Into the woods and out of the woods and on Broadway before fall?" That might be the words the Ahmanson Theatre is singing in 2002 when the Los Angeles theatre hosts a Broadway-bound revival of Stephen Sondheim's Into the Woods Feb. 1-March 24. The all-new production will be directed by the musical's original director and bookwriter, James Lapine.

The revival, produced by Dodger Theatricals in association with the Center Theatre Group, is targeting Broadway in Spring 2002.

Billed as a family show, Into the Woods twists popular fairy tales, infusing them with an adult sense of what happens after the "Happily Ever After." Jack's murder of the giant (of beanstalk fame) provokes the wrath of his giant wife, Cinderella's prince is a hopeless philanderer, the witch is not wicked but overprotective, and a slightly psychotic Little Red Riding Hood proudly wears the grey skin of the wolf she cut up from the inside out. The score is one of Sondheim's most popular, with the comic and manic "Into the Woods," "Agony" and "On the Steps of the Palace" contrasting with the dramatic and wondering "Children Will Listen" and "Giants in the Sky."

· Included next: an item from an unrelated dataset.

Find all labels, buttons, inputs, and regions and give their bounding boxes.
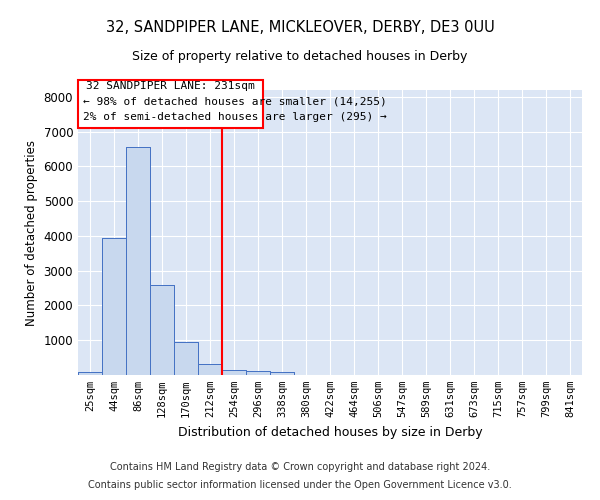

At the May 16 Tony Awards nominations brunch at New York City's Marriott Marquis, Dodgers producer Michael David confirmed that Woods would be targeting Broadway after the Ahmanson. He also mentioned that Sondheim and Lapine would do some revisions the show's book. "When the original show toured, it already had changes in the second act from what was on Broadway," David told Playbill On-Line, "so Stephen and James are definitely taking a look at it again and seeing what they'll do with it."

The Dodgers, producers of this season's 42nd Street are also in preliminary stages of developing Dirty Dancing and Frank Wildorn's Dracula The Musical for Broadway. Their Off-Broadway production of Urinetown: The Musical, running at the American Theatre of Actors space through June 30, will move to Henry Miller's Theatre, former home of Cabaret.